Ia melirik jam dinding di atas pintu ruang interogasi, jarum menunjukkan pukul 22.15 WIB. "Sudah berapa lama mereka?" tanya Norman kepada salah satu rekannya yang berpapasan dengannya.
"Kira-kira setengah jam yang lalu, man," jawab rekannya tadi. Norman tersenyum tipis padanya dan mulai memasuki ruangan interogasi. Ada 2 orang polisi di sana, Pak Adi dan Pak Joko, dan juga seorang yang duduk tertunduk lesu disudutkan 2 polisi tadi. Pria tersebut kurus, bajunya lusuh, berlumuran lumpur cokelat di bagian pinggangnya yang kemungkinan bahwa ia sempat terjatuh saat ditangkap.

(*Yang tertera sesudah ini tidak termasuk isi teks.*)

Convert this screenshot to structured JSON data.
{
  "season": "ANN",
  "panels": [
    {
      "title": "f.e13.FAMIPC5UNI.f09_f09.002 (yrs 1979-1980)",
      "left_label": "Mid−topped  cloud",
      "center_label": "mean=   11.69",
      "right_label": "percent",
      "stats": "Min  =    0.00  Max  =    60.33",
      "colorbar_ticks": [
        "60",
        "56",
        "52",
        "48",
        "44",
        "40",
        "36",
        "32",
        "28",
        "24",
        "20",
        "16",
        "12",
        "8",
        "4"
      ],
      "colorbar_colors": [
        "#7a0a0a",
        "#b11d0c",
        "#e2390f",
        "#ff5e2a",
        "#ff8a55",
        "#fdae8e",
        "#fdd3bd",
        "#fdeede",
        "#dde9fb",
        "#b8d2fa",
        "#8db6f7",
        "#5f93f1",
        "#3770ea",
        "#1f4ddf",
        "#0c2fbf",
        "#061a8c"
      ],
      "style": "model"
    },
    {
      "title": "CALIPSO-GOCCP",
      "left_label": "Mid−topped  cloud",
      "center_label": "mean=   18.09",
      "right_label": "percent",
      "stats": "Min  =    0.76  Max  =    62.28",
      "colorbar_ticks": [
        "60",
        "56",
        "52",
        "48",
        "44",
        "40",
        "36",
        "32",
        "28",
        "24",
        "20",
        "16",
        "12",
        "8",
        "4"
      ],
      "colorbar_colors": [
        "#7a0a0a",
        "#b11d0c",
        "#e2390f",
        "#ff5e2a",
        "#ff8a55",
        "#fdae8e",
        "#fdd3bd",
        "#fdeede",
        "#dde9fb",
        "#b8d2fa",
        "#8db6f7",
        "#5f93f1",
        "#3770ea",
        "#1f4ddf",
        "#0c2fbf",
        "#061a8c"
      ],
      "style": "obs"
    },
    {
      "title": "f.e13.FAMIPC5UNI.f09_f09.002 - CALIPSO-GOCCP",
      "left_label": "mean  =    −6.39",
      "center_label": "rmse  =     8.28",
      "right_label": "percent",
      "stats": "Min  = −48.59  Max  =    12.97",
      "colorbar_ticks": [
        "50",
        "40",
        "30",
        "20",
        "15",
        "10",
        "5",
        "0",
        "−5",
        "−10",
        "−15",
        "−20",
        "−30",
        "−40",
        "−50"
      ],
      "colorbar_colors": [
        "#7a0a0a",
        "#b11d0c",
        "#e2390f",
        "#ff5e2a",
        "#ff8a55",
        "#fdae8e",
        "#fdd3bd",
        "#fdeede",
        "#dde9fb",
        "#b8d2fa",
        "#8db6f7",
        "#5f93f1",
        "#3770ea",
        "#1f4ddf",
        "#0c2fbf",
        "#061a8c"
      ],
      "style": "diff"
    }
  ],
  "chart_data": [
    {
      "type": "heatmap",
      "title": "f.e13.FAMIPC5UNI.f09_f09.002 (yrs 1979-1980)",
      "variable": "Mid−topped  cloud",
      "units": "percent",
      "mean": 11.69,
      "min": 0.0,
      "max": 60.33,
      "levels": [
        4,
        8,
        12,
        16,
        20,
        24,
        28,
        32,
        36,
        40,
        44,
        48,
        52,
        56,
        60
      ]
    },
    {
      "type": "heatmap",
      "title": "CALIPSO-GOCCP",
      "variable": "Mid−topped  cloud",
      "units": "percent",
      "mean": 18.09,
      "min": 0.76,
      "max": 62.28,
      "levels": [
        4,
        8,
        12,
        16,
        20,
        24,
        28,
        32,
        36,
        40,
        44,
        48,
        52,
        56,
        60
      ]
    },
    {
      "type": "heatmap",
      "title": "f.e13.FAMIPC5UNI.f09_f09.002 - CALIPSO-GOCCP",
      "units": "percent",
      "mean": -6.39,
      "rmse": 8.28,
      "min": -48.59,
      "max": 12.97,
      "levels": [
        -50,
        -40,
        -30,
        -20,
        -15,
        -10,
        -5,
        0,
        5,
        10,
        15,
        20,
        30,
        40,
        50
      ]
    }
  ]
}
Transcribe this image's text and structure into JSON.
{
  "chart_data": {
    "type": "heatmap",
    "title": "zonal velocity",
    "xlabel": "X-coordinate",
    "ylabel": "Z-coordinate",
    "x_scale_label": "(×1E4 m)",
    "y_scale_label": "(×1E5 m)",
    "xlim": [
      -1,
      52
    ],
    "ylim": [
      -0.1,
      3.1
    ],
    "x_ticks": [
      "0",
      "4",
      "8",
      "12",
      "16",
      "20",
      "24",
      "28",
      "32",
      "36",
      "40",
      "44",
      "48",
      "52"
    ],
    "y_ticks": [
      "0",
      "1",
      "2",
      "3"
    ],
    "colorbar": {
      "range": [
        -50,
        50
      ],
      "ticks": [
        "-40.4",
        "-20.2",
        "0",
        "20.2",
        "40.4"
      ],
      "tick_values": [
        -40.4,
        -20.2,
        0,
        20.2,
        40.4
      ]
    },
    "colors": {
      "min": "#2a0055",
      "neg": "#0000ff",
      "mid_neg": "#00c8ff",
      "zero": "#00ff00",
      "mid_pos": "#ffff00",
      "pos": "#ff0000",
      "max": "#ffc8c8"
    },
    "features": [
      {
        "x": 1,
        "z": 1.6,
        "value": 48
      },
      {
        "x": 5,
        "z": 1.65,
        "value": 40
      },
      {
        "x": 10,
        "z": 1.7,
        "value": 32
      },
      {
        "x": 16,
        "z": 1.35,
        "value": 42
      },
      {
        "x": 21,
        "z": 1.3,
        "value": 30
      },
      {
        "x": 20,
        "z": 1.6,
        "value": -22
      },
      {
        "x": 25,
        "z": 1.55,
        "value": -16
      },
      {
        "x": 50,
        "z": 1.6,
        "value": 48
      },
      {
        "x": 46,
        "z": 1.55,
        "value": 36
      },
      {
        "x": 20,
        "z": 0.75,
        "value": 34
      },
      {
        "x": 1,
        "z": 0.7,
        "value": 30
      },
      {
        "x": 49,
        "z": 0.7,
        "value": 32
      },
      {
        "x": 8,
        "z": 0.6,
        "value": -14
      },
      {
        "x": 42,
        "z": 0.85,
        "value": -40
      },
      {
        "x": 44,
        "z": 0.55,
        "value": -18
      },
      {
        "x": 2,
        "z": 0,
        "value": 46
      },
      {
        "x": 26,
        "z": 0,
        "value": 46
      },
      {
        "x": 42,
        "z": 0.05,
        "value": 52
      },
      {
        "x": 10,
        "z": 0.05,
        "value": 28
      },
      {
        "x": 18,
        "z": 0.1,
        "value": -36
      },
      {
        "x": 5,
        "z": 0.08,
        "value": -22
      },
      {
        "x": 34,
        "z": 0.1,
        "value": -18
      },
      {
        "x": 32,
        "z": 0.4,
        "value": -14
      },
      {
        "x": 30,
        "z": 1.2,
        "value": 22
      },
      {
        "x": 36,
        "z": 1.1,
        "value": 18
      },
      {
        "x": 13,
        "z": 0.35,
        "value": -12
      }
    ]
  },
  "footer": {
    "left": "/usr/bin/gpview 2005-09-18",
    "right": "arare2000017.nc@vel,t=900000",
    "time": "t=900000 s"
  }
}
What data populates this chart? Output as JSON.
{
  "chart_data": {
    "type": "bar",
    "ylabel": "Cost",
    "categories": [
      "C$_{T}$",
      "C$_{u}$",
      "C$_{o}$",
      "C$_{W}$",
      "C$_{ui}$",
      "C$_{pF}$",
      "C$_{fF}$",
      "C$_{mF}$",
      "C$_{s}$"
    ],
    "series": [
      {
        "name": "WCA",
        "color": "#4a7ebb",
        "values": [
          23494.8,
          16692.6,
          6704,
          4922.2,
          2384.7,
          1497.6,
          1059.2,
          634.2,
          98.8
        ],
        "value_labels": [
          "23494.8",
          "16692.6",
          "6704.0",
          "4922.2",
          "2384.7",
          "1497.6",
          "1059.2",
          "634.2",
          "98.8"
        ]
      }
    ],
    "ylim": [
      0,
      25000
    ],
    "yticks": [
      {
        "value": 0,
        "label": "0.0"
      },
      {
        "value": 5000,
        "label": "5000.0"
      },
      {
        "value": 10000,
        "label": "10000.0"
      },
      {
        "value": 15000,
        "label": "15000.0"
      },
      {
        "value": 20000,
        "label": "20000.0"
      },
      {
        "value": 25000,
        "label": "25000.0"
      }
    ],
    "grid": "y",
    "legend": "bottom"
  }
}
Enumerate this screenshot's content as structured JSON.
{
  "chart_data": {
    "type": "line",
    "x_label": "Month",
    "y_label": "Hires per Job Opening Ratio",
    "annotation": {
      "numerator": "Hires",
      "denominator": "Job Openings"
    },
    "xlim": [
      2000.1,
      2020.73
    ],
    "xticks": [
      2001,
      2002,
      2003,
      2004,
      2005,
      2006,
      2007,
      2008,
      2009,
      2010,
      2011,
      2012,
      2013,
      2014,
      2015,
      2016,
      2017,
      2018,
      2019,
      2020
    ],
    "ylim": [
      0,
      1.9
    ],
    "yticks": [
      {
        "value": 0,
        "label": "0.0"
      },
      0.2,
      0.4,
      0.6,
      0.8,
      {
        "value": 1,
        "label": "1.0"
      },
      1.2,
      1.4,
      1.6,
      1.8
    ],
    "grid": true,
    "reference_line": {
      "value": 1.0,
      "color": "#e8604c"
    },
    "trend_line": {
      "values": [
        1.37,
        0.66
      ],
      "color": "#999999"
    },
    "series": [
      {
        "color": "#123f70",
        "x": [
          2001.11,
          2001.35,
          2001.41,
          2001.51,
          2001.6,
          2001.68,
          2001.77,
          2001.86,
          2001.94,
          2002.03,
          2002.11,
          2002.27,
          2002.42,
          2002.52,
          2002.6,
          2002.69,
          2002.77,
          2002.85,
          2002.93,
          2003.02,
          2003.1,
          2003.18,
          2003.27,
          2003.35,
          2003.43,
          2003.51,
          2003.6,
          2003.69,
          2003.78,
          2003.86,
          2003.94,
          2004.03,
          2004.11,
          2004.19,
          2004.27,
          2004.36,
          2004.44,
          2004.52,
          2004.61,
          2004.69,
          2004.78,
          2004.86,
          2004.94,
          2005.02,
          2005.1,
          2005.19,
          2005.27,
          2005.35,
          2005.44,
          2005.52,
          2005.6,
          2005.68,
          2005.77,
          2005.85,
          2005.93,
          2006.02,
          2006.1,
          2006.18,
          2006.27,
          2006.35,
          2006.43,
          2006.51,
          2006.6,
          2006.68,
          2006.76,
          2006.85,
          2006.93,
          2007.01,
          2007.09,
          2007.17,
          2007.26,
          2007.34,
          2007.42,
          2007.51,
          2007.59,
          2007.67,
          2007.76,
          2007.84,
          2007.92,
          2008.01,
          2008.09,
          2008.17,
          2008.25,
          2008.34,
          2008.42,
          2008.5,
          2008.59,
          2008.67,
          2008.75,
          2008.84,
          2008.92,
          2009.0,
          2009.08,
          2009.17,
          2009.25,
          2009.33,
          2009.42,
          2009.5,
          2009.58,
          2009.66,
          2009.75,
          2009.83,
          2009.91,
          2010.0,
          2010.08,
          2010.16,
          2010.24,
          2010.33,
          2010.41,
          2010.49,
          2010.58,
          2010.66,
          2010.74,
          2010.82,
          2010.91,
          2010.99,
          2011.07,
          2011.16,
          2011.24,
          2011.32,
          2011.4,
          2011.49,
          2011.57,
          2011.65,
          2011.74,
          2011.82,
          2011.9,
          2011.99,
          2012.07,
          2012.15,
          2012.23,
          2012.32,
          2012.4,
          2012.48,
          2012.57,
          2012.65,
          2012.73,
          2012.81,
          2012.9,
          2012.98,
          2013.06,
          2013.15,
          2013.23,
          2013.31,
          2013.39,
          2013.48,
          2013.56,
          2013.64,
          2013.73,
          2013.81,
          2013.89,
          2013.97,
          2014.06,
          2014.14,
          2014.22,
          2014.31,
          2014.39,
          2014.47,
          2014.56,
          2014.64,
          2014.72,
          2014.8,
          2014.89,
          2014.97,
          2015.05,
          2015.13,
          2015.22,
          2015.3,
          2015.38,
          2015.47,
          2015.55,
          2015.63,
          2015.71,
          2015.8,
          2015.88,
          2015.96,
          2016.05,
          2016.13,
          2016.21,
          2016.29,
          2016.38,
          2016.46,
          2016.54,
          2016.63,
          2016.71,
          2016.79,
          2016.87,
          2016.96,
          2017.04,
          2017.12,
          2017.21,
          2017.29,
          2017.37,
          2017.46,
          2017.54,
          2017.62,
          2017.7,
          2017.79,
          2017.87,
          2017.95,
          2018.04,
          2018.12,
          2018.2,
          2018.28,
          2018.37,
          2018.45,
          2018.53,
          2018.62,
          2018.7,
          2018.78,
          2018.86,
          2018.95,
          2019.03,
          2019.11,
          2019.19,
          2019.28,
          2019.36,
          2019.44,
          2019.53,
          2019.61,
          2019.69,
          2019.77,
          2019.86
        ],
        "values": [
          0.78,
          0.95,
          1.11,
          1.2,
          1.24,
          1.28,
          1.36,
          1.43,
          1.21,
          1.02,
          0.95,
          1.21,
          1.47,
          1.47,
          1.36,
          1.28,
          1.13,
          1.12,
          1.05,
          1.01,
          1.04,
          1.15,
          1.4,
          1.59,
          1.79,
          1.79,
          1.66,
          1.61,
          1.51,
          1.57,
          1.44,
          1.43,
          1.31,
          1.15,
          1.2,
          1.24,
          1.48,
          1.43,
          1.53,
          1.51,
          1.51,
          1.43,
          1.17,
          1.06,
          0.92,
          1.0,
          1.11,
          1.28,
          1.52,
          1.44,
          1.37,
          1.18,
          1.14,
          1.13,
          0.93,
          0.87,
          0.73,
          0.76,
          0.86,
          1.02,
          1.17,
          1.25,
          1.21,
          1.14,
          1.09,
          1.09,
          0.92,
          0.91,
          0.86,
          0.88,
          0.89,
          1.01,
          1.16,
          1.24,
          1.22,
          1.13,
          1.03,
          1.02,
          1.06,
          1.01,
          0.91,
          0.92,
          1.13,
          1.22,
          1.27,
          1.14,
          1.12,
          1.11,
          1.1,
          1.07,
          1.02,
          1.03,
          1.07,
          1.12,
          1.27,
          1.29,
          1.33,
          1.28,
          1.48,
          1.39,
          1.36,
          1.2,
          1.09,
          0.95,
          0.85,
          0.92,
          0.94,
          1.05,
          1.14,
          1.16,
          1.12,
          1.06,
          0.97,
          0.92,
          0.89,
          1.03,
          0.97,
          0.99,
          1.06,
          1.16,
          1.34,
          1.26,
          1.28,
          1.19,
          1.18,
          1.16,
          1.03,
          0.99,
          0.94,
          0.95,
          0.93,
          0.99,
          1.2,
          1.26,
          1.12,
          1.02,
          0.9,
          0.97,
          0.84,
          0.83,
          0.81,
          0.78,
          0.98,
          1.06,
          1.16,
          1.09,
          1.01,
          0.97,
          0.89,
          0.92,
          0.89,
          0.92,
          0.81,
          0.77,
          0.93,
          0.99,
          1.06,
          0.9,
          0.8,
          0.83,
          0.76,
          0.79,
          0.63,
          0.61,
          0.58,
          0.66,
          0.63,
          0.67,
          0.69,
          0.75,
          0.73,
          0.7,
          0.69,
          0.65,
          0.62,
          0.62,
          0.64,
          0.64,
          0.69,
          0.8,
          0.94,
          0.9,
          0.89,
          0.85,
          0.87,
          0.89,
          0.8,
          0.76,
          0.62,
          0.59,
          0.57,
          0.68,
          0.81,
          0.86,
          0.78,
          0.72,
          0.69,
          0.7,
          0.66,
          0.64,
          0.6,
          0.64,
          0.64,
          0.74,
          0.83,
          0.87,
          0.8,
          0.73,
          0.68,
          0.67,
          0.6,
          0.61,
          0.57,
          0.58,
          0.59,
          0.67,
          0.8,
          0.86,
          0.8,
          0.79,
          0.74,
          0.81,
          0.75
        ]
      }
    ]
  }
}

"Sudah saya bilang pak, saya ini dari Wentira!" ujar si pencuri dengan wajah mewek meyakinkan 2 polisi yang menginterogasinya. Pukul 20.45 WIB lalu, ada laporan pencurian di sebuah warung kopi dekat terminal Pasar Pacet.Â
Si Pencuri sempat melarikan diri, namun naas ia tersandung oleh batu dan terjatuh di jalanan dusun Pacet yang becek akibat hujan. Warga sekitar turut serta dalam menangkap dan meringkus si pencuri ini, namun tidak ada main hakim sendiri. Ia hanya diikat di bawah pohon mangga oleh warga kemudian ketika polisi tiba barulah Si Pencuri ini digelandang ke kantor polisi. Ia terbukti mencuri dengan barang bukti berupa kantung plastik hitam dan beberapa gorengan seperti tempe menjos, tahu berontak, dan pisang goreng.
"Mas jangan main-main sama kami," tukas Pak Adi. "Mana ada Negeri Wentira itu? Gak ada!"
"Ini Singapura! Si,nga,pu,ra. Singapura!" bentak Pak Joko sambil menunjuk peta di Smartphonenya
Kedua Interogator tersebut tampak kesal dengan jawaban si pencuri. Di meja depan si pencuri yang memisahkannya dengan Interogator terdapat dompet beserta kartu identitas. Norman melangkah ke arah meja tersebut dan meraih kartu identitas tersebut. Ia mengerutkan muka, kartu identitas tersebut tampak aneh. Sebabnya, kartu tersebut menggunakan bahasa Indonesia namun di bagian belakangnya bergambar wilayah negara Singapura.
"Kok pakai bahasa Indonesia? Seharusnya kan beda bahasa kalau beda negara! Kenapa tidak pakai bahasa melayu?" tanya Norman.
"Dia bilang kalau Negerinya adalah pecahan NKRI dan sekarang sudah berumur 5 tahun," jawab Pak Adi.
"Pisah dari NKRI? Kenapa emangnya?" tanya Norman balik.